Tuesday, 2 May 2023

Texas Attorney General Launches Investigation Into Gain-Of-Function Research, Claims Made By Vaccine Manufacturers

 Texas Attorney General Paxton announced this week that his office has launched an investigation into the three pharmaceutical companies to determine if they conducted gain-of-function research and if they misled the public on the matter.

Paxton said on Monday that three companies that he is focused on are Pfizer, Moderna, and Johnson & Johnson and that he’s also investigating claims that the companies made about “the efficacy of their Covid-19 vaccines and the likelihood of transmitting Covid-19 after taking the vaccines in violation of the Texas Deceptive Trade Practices Act.”

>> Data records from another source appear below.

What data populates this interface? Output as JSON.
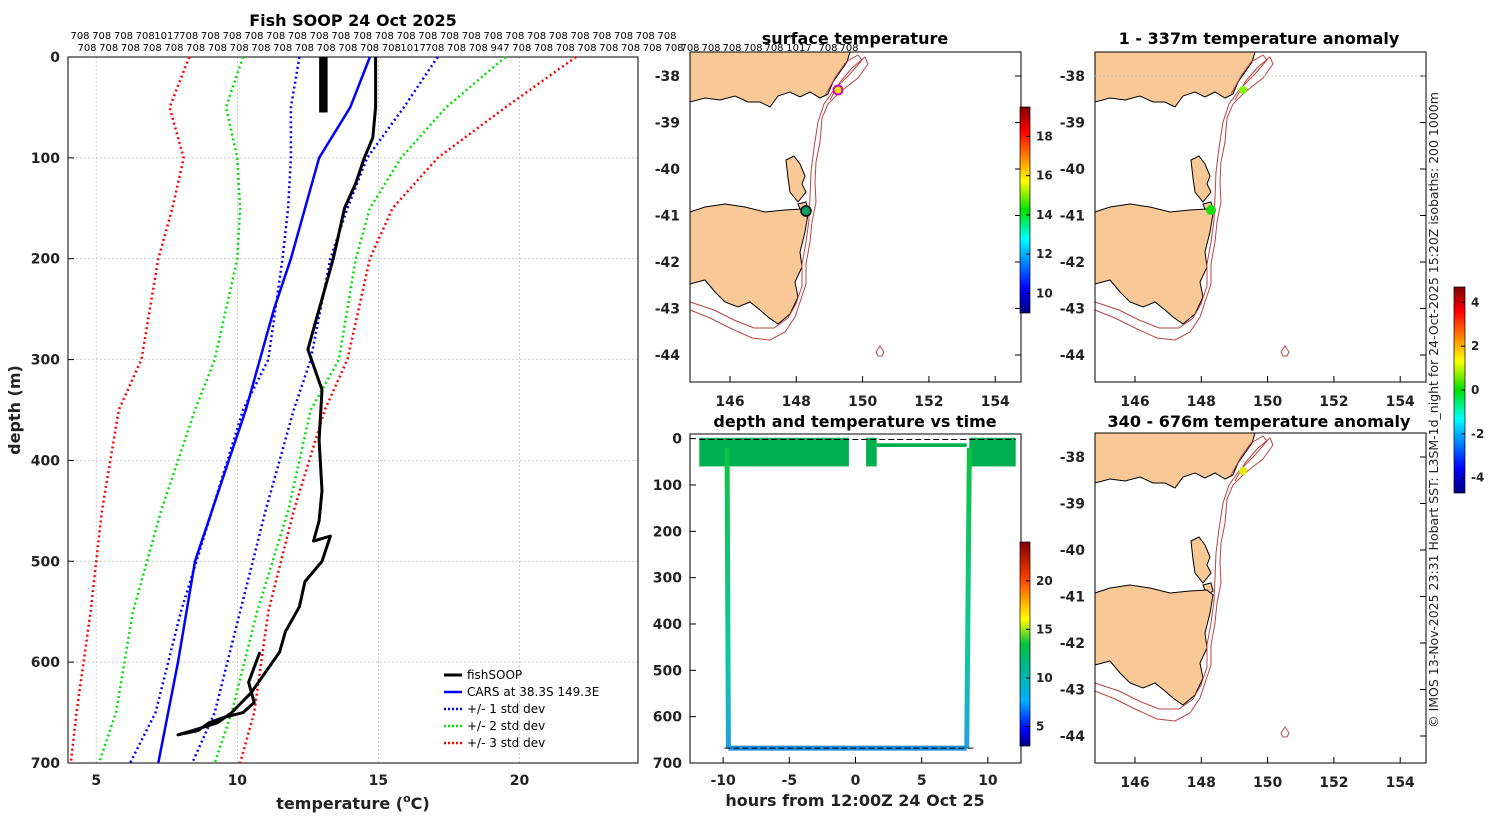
{
  "colors": {
    "fishsoop": "#000000",
    "cars": "#0000ff",
    "std1": "#0000ff",
    "std2": "#00e000",
    "std3": "#ff0000",
    "land": "#f8c897",
    "isobath": "#b44444",
    "track": "#00b050"
  },
  "profile": {
    "title": "Fish SOOP 24 Oct 2025",
    "counts_top": [
      "708",
      "708",
      "708",
      "708",
      "1017",
      "708",
      "708",
      "708",
      "708",
      "708",
      "708",
      "708",
      "708",
      "708",
      "708",
      "708",
      "708",
      "708",
      "708",
      "708",
      "708",
      "708",
      "708",
      "708",
      "708",
      "708",
      "708",
      "708"
    ],
    "counts_top2": [
      "708",
      "708",
      "708",
      "708",
      "708",
      "708",
      "708",
      "708",
      "708",
      "708",
      "708",
      "708",
      "708",
      "708",
      "708",
      "1017",
      "708",
      "708",
      "708",
      "947",
      "708",
      "708",
      "708",
      "708",
      "708",
      "708",
      "708",
      "708"
    ],
    "xlabel": "temperature (",
    "xlabel_sup": "o",
    "xlabel_end": "C)",
    "ylabel": "depth (m)",
    "xticks": [
      "5",
      "10",
      "15",
      "20"
    ],
    "yticks": [
      "0",
      "100",
      "200",
      "300",
      "400",
      "500",
      "600",
      "700"
    ],
    "legend": [
      "fishSOOP",
      "CARS at 38.3S 149.3E",
      "+/- 1 std dev",
      "+/- 2 std dev",
      "+/- 3 std dev"
    ]
  },
  "chart_data": [
    {
      "type": "line",
      "title": "Fish SOOP 24 Oct 2025",
      "xlabel": "temperature (oC)",
      "ylabel": "depth (m)",
      "xlim": [
        4,
        24.2
      ],
      "ylim": [
        700,
        0
      ],
      "series": [
        {
          "name": "fishSOOP",
          "x": [
            14.9,
            14.9,
            14.8,
            14.5,
            14.2,
            13.8,
            13.6,
            13.4,
            13.2,
            13.0,
            12.8,
            12.5,
            13.0,
            12.9,
            13.0,
            12.9,
            12.7,
            13.3,
            13.0,
            12.4,
            12.2,
            11.7,
            11.5,
            11.0,
            10.5,
            9.8,
            9.3,
            8.4,
            7.9,
            8.6,
            9.0,
            9.5,
            10.2,
            10.6,
            10.4,
            10.8
          ],
          "y": [
            0,
            50,
            80,
            100,
            125,
            150,
            175,
            200,
            220,
            240,
            260,
            290,
            330,
            380,
            430,
            460,
            480,
            475,
            500,
            520,
            545,
            570,
            590,
            610,
            630,
            650,
            660,
            668,
            672,
            668,
            660,
            655,
            650,
            640,
            620,
            590
          ]
        },
        {
          "name": "CARS at 38.3S 149.3E",
          "x": [
            14.7,
            14.0,
            12.9,
            11.9,
            11.3,
            10.8,
            10.3,
            9.7,
            9.1,
            8.5,
            7.9,
            7.2
          ],
          "y": [
            0,
            50,
            100,
            200,
            250,
            300,
            350,
            400,
            450,
            500,
            600,
            700
          ]
        },
        {
          "name": "+1 std dev",
          "x": [
            17.1,
            15.9,
            14.6,
            13.9,
            13.3,
            12.6,
            12.0,
            11.0,
            10.1,
            9.2,
            8.4
          ],
          "y": [
            0,
            50,
            100,
            150,
            200,
            300,
            350,
            450,
            550,
            650,
            700
          ]
        },
        {
          "name": "-1 std dev",
          "x": [
            12.2,
            11.9,
            11.9,
            11.8,
            11.6,
            11.1,
            10.2,
            9.1,
            8.0,
            7.1,
            6.2
          ],
          "y": [
            0,
            50,
            100,
            150,
            200,
            300,
            350,
            450,
            550,
            650,
            700
          ]
        },
        {
          "name": "+2 std dev",
          "x": [
            19.5,
            17.4,
            15.8,
            14.7,
            14.2,
            13.6,
            12.6,
            11.8,
            10.7,
            9.8,
            9.2
          ],
          "y": [
            0,
            50,
            100,
            150,
            200,
            300,
            350,
            450,
            550,
            650,
            700
          ]
        },
        {
          "name": "-2 std dev",
          "x": [
            10.2,
            9.6,
            10.0,
            10.1,
            10.0,
            9.2,
            8.5,
            7.3,
            6.3,
            5.7,
            5.1
          ],
          "y": [
            0,
            50,
            100,
            150,
            200,
            300,
            350,
            450,
            550,
            650,
            700
          ]
        },
        {
          "name": "+3 std dev",
          "x": [
            22.0,
            19.5,
            17.1,
            15.5,
            14.7,
            13.9,
            13.1,
            12.0,
            11.1,
            10.6,
            10.1
          ],
          "y": [
            0,
            50,
            100,
            150,
            200,
            300,
            350,
            450,
            550,
            650,
            700
          ]
        },
        {
          "name": "-3 std dev",
          "x": [
            8.3,
            7.6,
            8.1,
            7.7,
            7.2,
            6.6,
            5.8,
            5.2,
            4.8,
            4.3,
            4.1
          ],
          "y": [
            0,
            50,
            100,
            150,
            200,
            300,
            350,
            450,
            550,
            650,
            700
          ]
        }
      ]
    },
    {
      "type": "scatter",
      "title": "depth and temperature vs time",
      "xlabel": "hours from 12:00Z 24 Oct 25",
      "ylabel": "",
      "xlim": [
        -12.5,
        12.5
      ],
      "ylim": [
        700,
        -10
      ],
      "xticks": [
        "-10",
        "-5",
        "0",
        "5",
        "10"
      ],
      "yticks": [
        "0",
        "100",
        "200",
        "300",
        "400",
        "500",
        "600",
        "700"
      ],
      "colorbar_ticks": [
        "5",
        "10",
        "15",
        "20"
      ],
      "colorbar_range": [
        3,
        24
      ],
      "series": [
        {
          "name": "descent",
          "x": [
            -9.7,
            -9.6
          ],
          "y": [
            20,
            668
          ]
        },
        {
          "name": "bottom",
          "x": [
            -9.6,
            8.4
          ],
          "y": [
            668,
            668
          ]
        },
        {
          "name": "ascent",
          "x": [
            8.4,
            8.6
          ],
          "y": [
            668,
            20
          ]
        }
      ]
    }
  ],
  "maps": {
    "surface": {
      "title": "surface temperature",
      "counts": [
        "708",
        "708",
        "708",
        "708",
        "708",
        "1017",
        "708",
        "708"
      ],
      "yticks": [
        "-38",
        "-39",
        "-40",
        "-41",
        "-42",
        "-43",
        "-44"
      ],
      "xticks": [
        "146",
        "148",
        "150",
        "152",
        "154"
      ],
      "colorbar_ticks": [
        "10",
        "12",
        "14",
        "16",
        "18"
      ],
      "colorbar_range": [
        9,
        19.5
      ]
    },
    "anom1": {
      "title": "1 - 337m temperature anomaly",
      "yticks": [
        "-38",
        "-39",
        "-40",
        "-41",
        "-42",
        "-43",
        "-44"
      ],
      "xticks": [
        "146",
        "148",
        "150",
        "152",
        "154"
      ]
    },
    "anom2": {
      "title": "340 - 676m temperature anomaly",
      "yticks": [
        "-38",
        "-39",
        "-40",
        "-41",
        "-42",
        "-43",
        "-44"
      ],
      "xticks": [
        "146",
        "148",
        "150",
        "152",
        "154"
      ]
    },
    "anomaly_colorbar_ticks": [
      "4",
      "2",
      "0",
      "-2",
      "-4"
    ],
    "anomaly_colorbar_range": [
      -4.7,
      4.7
    ],
    "credit": "© IMOS 13-Nov-2025 23:31 Hobart SST: L3SM-1d_night for 24-Oct-2025 15:20Z isobaths: 200  1000m"
  }
}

“The development of the Covid-19 vaccine, and the representations made by and knowledge of Pfizer, Moderna, and Johnson & Johnson, are of profound interest to the public’s health and welfare,” Paxton said in a statement. “If any company illegally took advantage of consumers during this period or compromised people’s safety to increase their profits, they will be held responsible. If public health policy was developed on the basis of flawed or misleading research, the public must know. The catastrophic effects of the pandemic and subsequent interventions forced on our country and citizens deserve intense scrutiny, and we are pursuing any hint of wrongdoing to the fullest.”

The statement from Paxton’s office said that the investigation will also look at whether vaccine trial data was manipulated. He noted that the probe “concerns potentially fraudulent activity that falls outside the scope of legal immunity granted to manufacturers of the Covid-19 vaccine.”

The investigation will force the companies to turnover documents that the public would not otherwise have access to, Paxton said.

The effort follows in the footsteps of Florida Governor Ron DeSantis, who directed the Florida Supreme Court to convene a grand jury to investigate “any and all wrongdoing” by those manufacturers with respect to the vaccines.

“We’ll be able to get the data whether they want to give it or not,” DeSantis said. “In Florida, it is illegal to mislead and misrepresent, especially when you are talking about the efficacy of a drug.”